A “network” is defined as one or more data links that enable the transport of electronic data between computer systems and/or modules and/or other electronic devices. When information is transferred or provided over a network or another communications connection (either hardwired, wireless, or a combination of hardwired or wireless) to a computer, the computer properly views the connection as a transmission medium. Transmissions media can include a network and/or data links which can be used to carry desired program code means in the form of computer-executable instructions or data structures and which can be accessed by a general purpose or special purpose computer. Combinations of the above should also be included within the scope of computer-readable media.

Further, upon reaching various computer system components, program code means in the form of computer-executable instructions or data structures can be transferred automatically from transmission media to non-transitory computer-readable storage media (devices) (or vice versa). For example, computer-executable instructions or data structures received over a network or data link can be buffered in RAM within a network interface module (e.g., a NIC), and then eventually transferred to computer system RAM and/or to less volatile computer storage media (devices) at a computer system. Thus, it should be understood that non-transitory computer-readable storage media (devices) can be included in computer system components that also (or even primarily) utilize transmission media.

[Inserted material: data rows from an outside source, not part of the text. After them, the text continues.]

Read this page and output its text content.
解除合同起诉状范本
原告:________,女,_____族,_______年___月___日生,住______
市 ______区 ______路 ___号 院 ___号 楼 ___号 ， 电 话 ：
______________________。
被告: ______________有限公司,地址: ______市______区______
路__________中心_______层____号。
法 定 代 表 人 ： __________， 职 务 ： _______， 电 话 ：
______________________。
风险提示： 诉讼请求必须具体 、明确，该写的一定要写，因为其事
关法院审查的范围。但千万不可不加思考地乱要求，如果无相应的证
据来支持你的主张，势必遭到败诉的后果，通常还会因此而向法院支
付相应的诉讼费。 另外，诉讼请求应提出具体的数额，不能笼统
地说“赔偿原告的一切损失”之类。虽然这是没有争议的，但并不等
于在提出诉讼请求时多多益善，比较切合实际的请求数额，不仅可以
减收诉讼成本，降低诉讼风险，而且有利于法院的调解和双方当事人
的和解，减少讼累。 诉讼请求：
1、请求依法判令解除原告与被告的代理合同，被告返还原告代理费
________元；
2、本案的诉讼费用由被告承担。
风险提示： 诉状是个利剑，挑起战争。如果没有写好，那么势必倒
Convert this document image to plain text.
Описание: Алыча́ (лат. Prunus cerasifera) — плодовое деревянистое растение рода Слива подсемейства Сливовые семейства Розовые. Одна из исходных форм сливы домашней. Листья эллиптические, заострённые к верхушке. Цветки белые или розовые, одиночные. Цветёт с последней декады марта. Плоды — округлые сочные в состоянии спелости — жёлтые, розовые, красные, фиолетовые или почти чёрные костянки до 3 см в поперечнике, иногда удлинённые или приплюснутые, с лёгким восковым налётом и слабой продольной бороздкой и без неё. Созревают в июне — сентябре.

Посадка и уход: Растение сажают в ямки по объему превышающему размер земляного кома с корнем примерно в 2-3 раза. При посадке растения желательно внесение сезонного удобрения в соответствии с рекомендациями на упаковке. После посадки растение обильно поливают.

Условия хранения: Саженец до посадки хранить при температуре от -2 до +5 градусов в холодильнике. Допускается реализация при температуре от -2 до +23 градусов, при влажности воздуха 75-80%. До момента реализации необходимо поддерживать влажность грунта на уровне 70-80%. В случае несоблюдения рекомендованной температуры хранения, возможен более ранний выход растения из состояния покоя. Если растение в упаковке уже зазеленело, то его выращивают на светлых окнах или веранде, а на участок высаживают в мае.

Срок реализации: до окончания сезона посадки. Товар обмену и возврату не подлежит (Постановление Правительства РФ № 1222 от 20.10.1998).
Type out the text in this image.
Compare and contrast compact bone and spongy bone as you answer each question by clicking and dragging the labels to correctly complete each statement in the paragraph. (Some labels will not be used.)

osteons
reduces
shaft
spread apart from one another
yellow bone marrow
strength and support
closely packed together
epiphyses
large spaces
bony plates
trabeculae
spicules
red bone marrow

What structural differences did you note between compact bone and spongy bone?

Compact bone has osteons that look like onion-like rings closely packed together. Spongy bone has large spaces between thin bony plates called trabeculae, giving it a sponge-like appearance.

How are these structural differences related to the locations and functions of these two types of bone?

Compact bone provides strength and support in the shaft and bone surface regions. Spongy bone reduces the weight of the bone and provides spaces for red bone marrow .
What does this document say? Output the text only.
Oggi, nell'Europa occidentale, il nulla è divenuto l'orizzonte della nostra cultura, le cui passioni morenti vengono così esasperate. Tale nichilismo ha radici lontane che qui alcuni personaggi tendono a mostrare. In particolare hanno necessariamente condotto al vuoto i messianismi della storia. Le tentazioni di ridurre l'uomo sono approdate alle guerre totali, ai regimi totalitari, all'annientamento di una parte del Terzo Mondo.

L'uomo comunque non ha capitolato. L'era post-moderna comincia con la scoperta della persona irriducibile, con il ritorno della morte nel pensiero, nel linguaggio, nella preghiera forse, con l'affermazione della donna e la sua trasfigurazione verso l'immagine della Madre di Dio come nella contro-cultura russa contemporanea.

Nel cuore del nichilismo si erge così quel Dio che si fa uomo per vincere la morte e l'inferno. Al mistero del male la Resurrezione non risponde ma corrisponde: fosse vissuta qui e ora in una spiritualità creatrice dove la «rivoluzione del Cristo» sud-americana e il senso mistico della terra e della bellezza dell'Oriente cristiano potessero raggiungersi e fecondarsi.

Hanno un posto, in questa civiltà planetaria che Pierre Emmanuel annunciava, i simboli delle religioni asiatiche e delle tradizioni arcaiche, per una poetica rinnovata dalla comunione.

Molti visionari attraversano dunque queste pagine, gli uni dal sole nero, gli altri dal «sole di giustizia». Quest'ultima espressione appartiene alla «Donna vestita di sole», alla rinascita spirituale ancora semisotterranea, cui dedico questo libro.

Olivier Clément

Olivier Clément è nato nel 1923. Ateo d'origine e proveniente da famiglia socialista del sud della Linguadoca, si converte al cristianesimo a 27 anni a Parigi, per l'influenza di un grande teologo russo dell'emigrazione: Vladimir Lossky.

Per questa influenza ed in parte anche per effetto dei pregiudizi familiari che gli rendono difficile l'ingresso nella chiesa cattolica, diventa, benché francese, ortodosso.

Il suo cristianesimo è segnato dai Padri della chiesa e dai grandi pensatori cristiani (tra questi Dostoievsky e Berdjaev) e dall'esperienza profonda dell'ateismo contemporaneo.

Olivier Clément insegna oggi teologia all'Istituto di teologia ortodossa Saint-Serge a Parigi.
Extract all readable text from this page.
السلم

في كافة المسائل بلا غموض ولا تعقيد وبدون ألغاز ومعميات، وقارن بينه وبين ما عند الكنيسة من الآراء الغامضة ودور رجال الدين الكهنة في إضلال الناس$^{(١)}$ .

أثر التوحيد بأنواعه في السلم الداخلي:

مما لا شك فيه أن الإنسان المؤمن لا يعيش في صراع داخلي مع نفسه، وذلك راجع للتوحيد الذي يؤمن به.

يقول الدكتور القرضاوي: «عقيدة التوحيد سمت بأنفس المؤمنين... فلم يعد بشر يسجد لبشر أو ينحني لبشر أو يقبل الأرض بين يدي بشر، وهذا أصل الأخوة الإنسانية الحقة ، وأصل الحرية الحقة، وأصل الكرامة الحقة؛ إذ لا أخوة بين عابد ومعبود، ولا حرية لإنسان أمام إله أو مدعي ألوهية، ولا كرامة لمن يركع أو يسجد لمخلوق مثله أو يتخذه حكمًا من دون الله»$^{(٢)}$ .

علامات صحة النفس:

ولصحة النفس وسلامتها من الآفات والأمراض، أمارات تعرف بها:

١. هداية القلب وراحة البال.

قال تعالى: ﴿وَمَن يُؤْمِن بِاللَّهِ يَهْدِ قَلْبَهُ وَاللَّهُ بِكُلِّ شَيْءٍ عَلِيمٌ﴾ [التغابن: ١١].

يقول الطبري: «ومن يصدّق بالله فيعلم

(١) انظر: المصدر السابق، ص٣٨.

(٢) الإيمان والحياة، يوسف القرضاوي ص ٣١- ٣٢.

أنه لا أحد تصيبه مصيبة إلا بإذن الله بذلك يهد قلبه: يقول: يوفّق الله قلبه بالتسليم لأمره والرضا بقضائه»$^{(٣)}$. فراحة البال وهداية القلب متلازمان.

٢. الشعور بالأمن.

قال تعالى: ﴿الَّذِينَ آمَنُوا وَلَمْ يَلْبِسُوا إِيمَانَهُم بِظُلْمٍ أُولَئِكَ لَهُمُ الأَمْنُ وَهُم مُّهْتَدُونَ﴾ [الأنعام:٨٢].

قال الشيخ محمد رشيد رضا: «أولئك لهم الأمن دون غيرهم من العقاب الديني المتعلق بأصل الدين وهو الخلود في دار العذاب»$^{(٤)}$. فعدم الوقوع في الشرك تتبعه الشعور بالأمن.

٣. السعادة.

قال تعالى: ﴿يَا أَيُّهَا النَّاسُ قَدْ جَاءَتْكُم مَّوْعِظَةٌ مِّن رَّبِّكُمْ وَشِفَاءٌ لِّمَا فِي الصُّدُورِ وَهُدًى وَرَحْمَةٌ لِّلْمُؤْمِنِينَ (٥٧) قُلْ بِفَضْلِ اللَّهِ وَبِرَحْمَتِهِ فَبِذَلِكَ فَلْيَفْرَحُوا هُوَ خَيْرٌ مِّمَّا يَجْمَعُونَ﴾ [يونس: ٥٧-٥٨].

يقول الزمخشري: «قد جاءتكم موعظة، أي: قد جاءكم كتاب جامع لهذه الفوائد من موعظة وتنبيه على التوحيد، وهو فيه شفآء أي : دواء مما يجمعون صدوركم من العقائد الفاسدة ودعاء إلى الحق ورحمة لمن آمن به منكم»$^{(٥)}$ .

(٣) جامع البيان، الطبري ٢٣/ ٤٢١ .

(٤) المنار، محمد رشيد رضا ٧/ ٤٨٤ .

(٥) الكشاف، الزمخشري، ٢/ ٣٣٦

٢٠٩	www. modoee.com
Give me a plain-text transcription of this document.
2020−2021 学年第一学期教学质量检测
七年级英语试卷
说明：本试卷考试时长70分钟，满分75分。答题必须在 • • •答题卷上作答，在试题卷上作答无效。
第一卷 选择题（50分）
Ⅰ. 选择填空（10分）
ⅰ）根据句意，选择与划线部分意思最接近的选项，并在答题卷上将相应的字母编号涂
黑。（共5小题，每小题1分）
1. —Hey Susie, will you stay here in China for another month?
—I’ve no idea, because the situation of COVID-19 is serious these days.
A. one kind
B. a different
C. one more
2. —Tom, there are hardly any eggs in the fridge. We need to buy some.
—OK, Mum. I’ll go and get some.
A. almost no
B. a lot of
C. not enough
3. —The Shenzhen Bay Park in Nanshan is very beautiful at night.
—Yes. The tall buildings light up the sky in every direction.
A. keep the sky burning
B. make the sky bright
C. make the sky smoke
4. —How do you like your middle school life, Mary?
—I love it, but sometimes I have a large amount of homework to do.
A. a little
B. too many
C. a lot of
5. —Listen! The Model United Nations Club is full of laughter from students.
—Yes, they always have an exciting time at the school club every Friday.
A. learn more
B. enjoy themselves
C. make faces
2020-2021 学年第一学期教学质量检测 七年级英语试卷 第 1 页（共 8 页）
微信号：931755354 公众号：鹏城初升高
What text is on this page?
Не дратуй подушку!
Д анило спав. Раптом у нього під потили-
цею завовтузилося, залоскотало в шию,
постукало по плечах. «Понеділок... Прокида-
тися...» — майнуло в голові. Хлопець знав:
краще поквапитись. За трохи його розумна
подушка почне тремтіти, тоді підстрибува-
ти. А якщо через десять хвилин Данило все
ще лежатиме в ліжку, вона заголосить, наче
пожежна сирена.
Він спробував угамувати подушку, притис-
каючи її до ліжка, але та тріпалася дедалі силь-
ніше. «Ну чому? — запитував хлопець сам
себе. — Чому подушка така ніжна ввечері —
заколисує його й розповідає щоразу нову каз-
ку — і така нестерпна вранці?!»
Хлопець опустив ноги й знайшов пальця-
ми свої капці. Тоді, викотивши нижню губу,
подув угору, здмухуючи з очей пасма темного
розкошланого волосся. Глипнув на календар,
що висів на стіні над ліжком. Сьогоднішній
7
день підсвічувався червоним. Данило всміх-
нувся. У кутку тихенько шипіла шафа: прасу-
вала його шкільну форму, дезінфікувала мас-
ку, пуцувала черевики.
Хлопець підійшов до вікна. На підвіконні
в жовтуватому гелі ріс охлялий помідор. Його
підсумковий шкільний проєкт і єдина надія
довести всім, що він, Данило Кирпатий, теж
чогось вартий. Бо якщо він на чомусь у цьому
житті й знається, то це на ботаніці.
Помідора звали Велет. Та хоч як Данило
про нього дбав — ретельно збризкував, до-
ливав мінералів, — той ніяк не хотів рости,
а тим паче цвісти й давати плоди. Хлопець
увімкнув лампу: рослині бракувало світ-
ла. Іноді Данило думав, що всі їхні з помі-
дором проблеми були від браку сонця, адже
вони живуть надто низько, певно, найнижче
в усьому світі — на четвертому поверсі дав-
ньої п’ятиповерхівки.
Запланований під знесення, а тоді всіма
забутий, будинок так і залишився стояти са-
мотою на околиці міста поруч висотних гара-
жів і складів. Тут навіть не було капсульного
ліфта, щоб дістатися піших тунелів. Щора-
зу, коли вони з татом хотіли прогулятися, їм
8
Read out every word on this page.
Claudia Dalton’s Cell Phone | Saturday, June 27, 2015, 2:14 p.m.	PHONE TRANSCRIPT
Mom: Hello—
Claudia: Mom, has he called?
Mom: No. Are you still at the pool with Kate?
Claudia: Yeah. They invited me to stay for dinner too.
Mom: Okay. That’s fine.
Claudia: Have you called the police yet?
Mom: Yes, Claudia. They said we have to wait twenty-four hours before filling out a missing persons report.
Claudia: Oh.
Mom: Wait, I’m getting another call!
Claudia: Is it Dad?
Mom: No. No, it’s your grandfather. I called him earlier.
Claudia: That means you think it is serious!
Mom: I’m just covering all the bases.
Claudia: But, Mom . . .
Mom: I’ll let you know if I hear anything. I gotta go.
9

Computer-executable instructions comprise, for example, instructions and data which, when executed at a processor, cause a general purpose computer, special purpose computer, or special purpose processing device to perform a certain function or group of functions. In some embodiments, computer-executable instructions are executed on a general-purpose computer to turn the general-purpose computer into a special purpose computer implementing elements of the disclosure. The computer executable instructions may be, for example, binaries, intermediate format instructions such as assembly language, or even source code. Although the subject matter has been described in language specific to structural features and/or methodological acts, it is to be understood that the subject matter defined in the appended claims is not necessarily limited to the described features or acts described above. Rather, the described features and acts are disclosed as example forms of implementing the claims.

Those skilled in the art will appreciate that the disclosure may be practiced in network computing environments with many types of computer system configurations, including, personal computers, desktop computers, laptop computers, message processors, hand-held devices, multi-processor systems, microprocessor-based or programmable consumer electronics, network PCs, minicomputers, mainframe computers, mobile telephones, PDAs, tablets, pagers, routers, switches, and the like. The disclosure may also be practiced in distributed system environments where local and remote computer systems, which are linked (either by hardwired data links, wireless data links, or by a combination of hardwired and wireless data links) through a network, both perform tasks. In a distributed system environment, program modules may be located in both local and remote memory storage devices.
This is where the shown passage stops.